A dozen candidates were identified fairly early (and seem to have reported to Khodynka Field in Moscow, the first "center") in early March 1960. Others sort of trickled in, late selectees who in some cases arrived at the center as late as May 1960.

Why twenty?* According to a story that is too good to discredit, Korolev was asked how many cosmonauts he thought his program would need. Korolev apparently said, "How many did the Americans pick?" Told that the number was "seven," he said, "three times as many".
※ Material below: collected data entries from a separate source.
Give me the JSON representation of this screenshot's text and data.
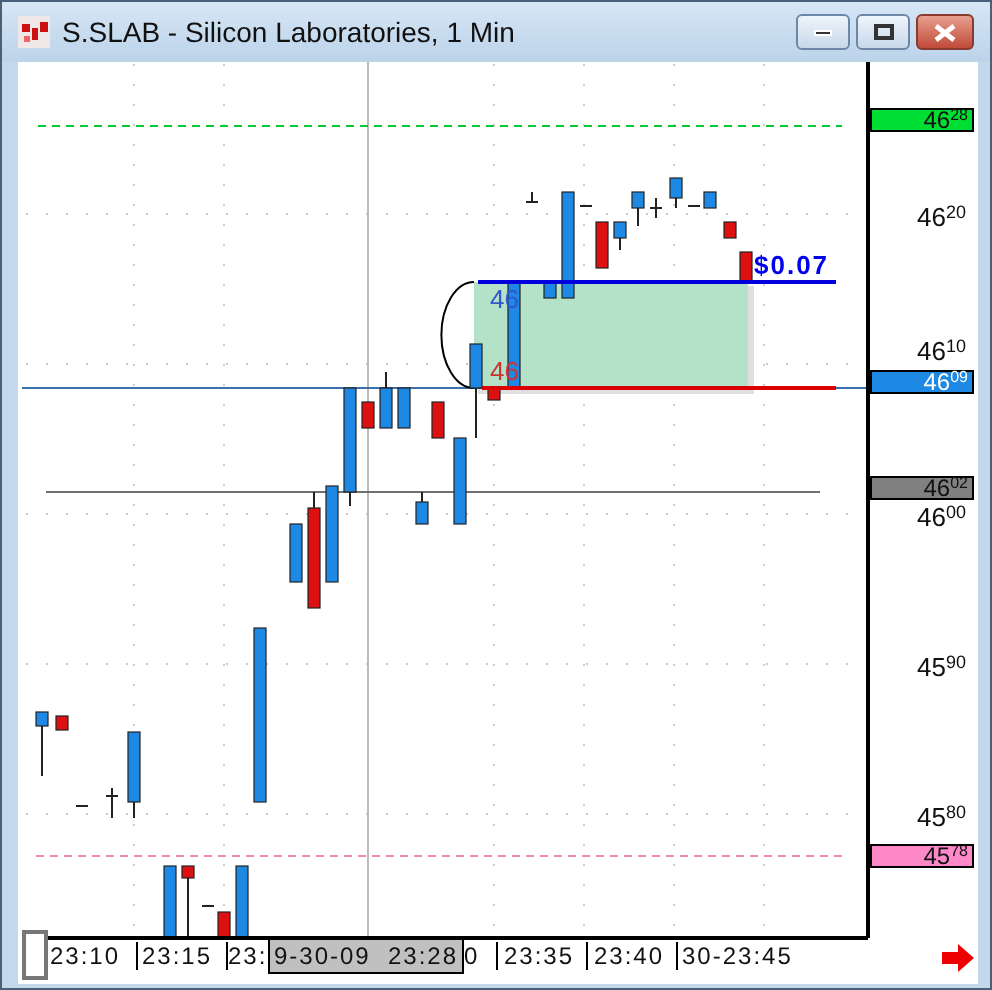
{
  "window": {
    "title": "S.SLAB - Silicon Laboratories, 1 Min"
  },
  "price_axis": {
    "labels": [
      "46$^{20}$",
      "46$^{10}$",
      "46$^{00}$",
      "45$^{90}$",
      "45$^{80}$"
    ]
  },
  "price_markers": [
    {
      "text": "46$^{28}$",
      "color": "#00dd33"
    },
    {
      "text": "46$^{09}$",
      "color": "#1e88e5"
    },
    {
      "text": "46$^{02}$",
      "color": "#808080"
    },
    {
      "text": "45$^{78}$",
      "color": "#ff88c8"
    }
  ],
  "chart_labels": [
    {
      "text": "46",
      "color": "#3355cc"
    },
    {
      "text": "46",
      "color": "#cc3333"
    },
    {
      "text": "$0.07",
      "color": "#0000ee"
    }
  ],
  "time_axis": {
    "labels": [
      "23:10",
      "23:15",
      "23:",
      "0",
      "23:35",
      "23:40",
      "30-23:45"
    ],
    "crosshair_label": "9-30-09  23:28"
  }
}
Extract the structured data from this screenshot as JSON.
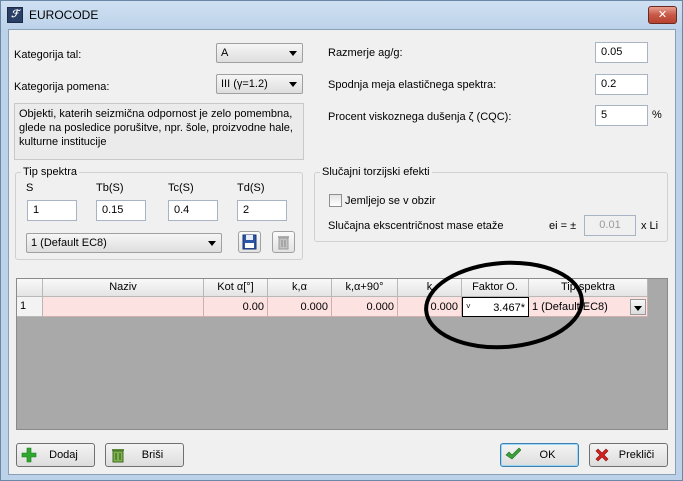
{
  "window": {
    "title": "EUROCODE",
    "close_label": "✕",
    "app_icon_glyph": "ℱ"
  },
  "left": {
    "soil_label": "Kategorija tal:",
    "soil_value": "A",
    "importance_label": "Kategorija pomena:",
    "importance_value": "III (γ=1.2)",
    "description": "Objekti, katerih seizmična odpornost je zelo pomembna, glede na posledice porušitve, npr. šole, proizvodne hale, kulturne institucije"
  },
  "right": {
    "ag_label": "Razmerje ag/g:",
    "ag_value": "0.05",
    "lower_bound_label": "Spodnja meja elastičnega spektra:",
    "lower_bound_value": "0.2",
    "damping_label": "Procent viskoznega dušenja ζ (CQC):",
    "damping_value": "5",
    "damping_unit": "%"
  },
  "spectrum_group": {
    "title": "Tip spektra",
    "columns": [
      "S",
      "Tb(S)",
      "Tc(S)",
      "Td(S)"
    ],
    "values": [
      "1",
      "0.15",
      "0.4",
      "2"
    ],
    "selected": "1 (Default EC8)"
  },
  "torsion_group": {
    "title": "Slučajni torzijski efekti",
    "checkbox_label": "Jemljejo se v obzir",
    "ecc_label": "Slučajna ekscentričnost mase etaže",
    "ecc_prefix": "ei = ±",
    "ecc_value": "0.01",
    "ecc_suffix": "x Li"
  },
  "grid": {
    "headers": [
      "",
      "Naziv",
      "Kot α[°]",
      "k,α",
      "k,α+90°",
      "k",
      "Faktor O.",
      "Tip spektra"
    ],
    "row": {
      "index": "1",
      "naziv": "",
      "kot": "0.00",
      "k_alpha": "0.000",
      "k_alpha90": "0.000",
      "k": "0.000",
      "faktor": "3.467*",
      "tip": "1 (Default EC8)"
    }
  },
  "buttons": {
    "add": "Dodaj",
    "delete": "Briši",
    "ok": "OK",
    "cancel": "Prekliči"
  },
  "colors": {
    "grid_row": "#fde2e2",
    "annotation": "#000000",
    "ok_check": "#3aa13a",
    "cancel_x": "#d22020",
    "add_plus": "#2fa82f"
  }
}
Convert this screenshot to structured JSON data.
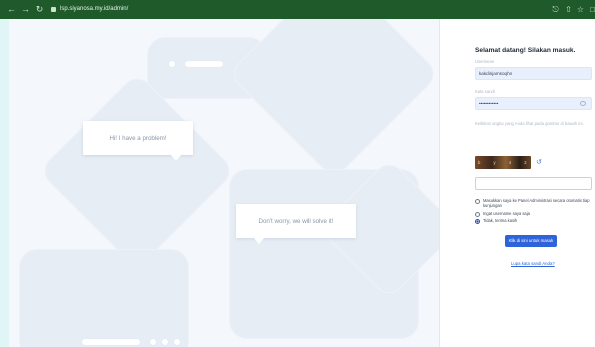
{
  "browser": {
    "url": "lsp.siyanosa.my.id/admin/",
    "back_icon": "arrow-left",
    "forward_icon": "arrow-right",
    "reload_icon": "reload",
    "actions": [
      "key-icon",
      "share-icon",
      "star-icon",
      "window-icon"
    ]
  },
  "stage": {
    "bubble_1": "Hi! I have a problem!",
    "bubble_2": "Don't worry, we will solve it!"
  },
  "login": {
    "welcome": "Selamat datang! Silakan masuk.",
    "username_label": "Username",
    "username_value": "kakdinjamsoqhn",
    "password_label": "Kata sandi",
    "password_value": "••••••••••••",
    "captcha_label": "Ketikkan angka yang Anda lihat pada gambar di bawah ini.",
    "captcha_text": "b y 4 2 p",
    "options": [
      {
        "label": "Masukkan saya ke Panel Administrasi secara otomatis tiap kunjungan",
        "checked": false
      },
      {
        "label": "Ingat username saya saja",
        "checked": false
      },
      {
        "label": "Tidak, terima kasih",
        "checked": true
      }
    ],
    "submit_label": "Klik di sini untuk masuk",
    "forgot_label": "Lupa kata sandi Anda?"
  },
  "colors": {
    "browser_bar": "#1f5b2a",
    "accent": "#2f63d9",
    "field_fill": "#e8f0fe",
    "stage_bg": "#f4f7fb"
  }
}
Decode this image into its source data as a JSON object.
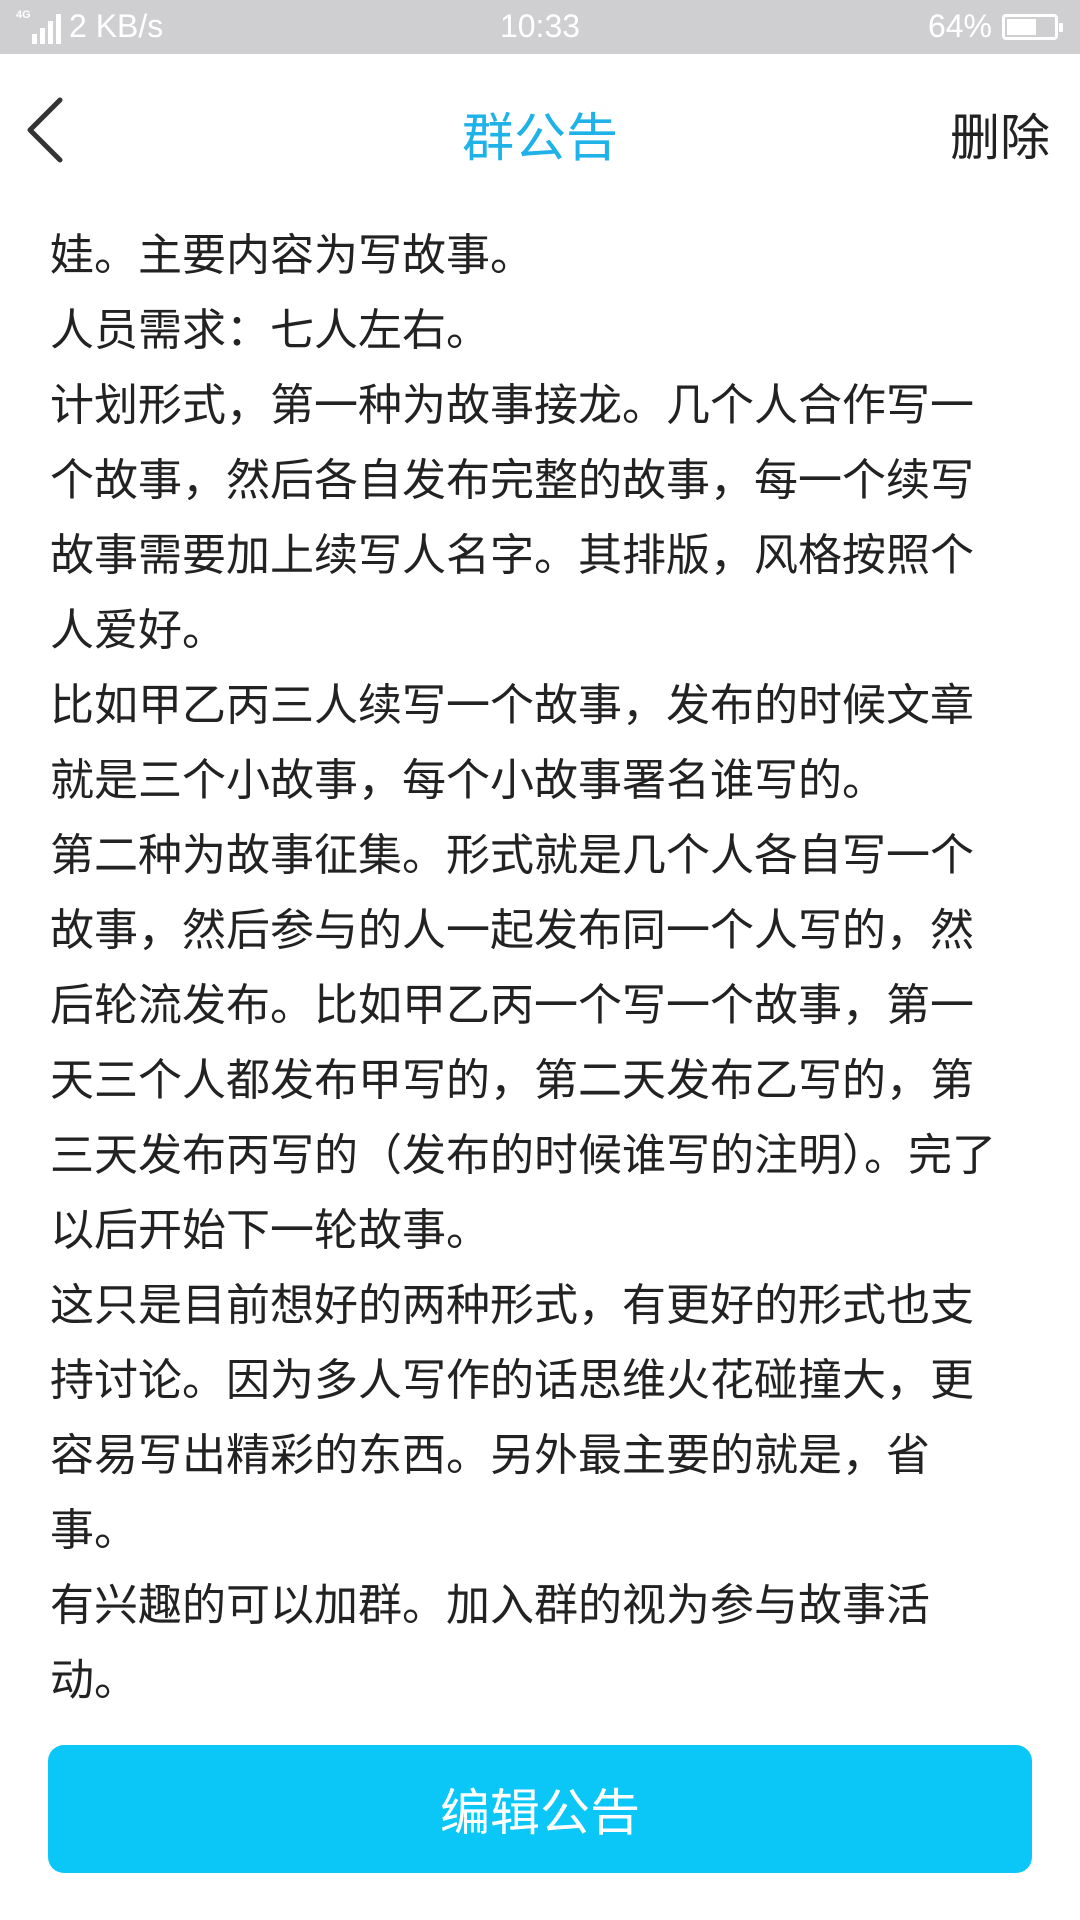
{
  "status_bar": {
    "network": "4G",
    "speed": "2 KB/s",
    "time": "10:33",
    "battery_percent_text": "64%",
    "battery_level": 0.64
  },
  "nav": {
    "title": "群公告",
    "delete_label": "删除",
    "back_icon": "chevron-left-icon"
  },
  "announcement": {
    "paragraphs": [
      "娃。主要内容为写故事。",
      "人员需求：七人左右。",
      "计划形式，第一种为故事接龙。几个人合作写一个故事，然后各自发布完整的故事，每一个续写故事需要加上续写人名字。其排版，风格按照个人爱好。",
      "比如甲乙丙三人续写一个故事，发布的时候文章就是三个小故事，每个小故事署名谁写的。",
      "第二种为故事征集。形式就是几个人各自写一个故事，然后参与的人一起发布同一个人写的，然后轮流发布。比如甲乙丙一个写一个故事，第一天三个人都发布甲写的，第二天发布乙写的，第三天发布丙写的（发布的时候谁写的注明）。完了以后开始下一轮故事。",
      "这只是目前想好的两种形式，有更好的形式也支持讨论。因为多人写作的话思维火花碰撞大，更容易写出精彩的东西。另外最主要的就是，省事。",
      "有兴趣的可以加群。加入群的视为参与故事活动。"
    ]
  },
  "edit_button_label": "编辑公告",
  "colors": {
    "status_bar_bg": "#cfcfd1",
    "title_blue": "#1eb2e8",
    "button_blue": "#0bc7f7",
    "text": "#222222"
  }
}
* In fact, there were 29 finalists submitted to the "mandat commission" or credentials committee that made the final decision. Nine were rejected at that state, likely for one kind of political reason.

Robert Pearlman
Editor

Posts: 42988
From: Houston, TX
Registered: Nov 1999

posted 10-23-2013 10:32 AM     Click Here to See the Profile for Robert Pearlman   Click Here to Email Robert Pearlman     Edit/Delete Message   Reply w/Quote
Thanks Michael, that answers it.

It adds another dimension though, to Gagarin being first in space, having been chosen 11 months after NASA kickstarted its own manned space program.

Zaikin's and other original candidates' names weren't known until much later, but did the Soviets immediately make public the number of candidates they had chosen? As illustrated by the Korolev anecdote, I am wondering if there was any space race rivalry to "our corps is bigger than your corps" between the U.S. and USSR.

Michael Cassutt
Member

Posts: 358
From: Studio City CA USA
Registered: Mar 2005

posted 10-23-2013 11:48 AM     Click Here to See the Profile for Michael Cassutt   Click Here to Email Michael Cassutt     Edit/Delete Message   Reply w/Quote
I followed this pretty closely from the 1960s on, and am pretty sure there was no public disclosure about the size of the first selection until at least the late 1970s. (In I AM EAGLE, the Martin Caidin-authored version of Titov's biography, the number "twelve" is mentioned, but I don't believe anyone treated that as definitive.)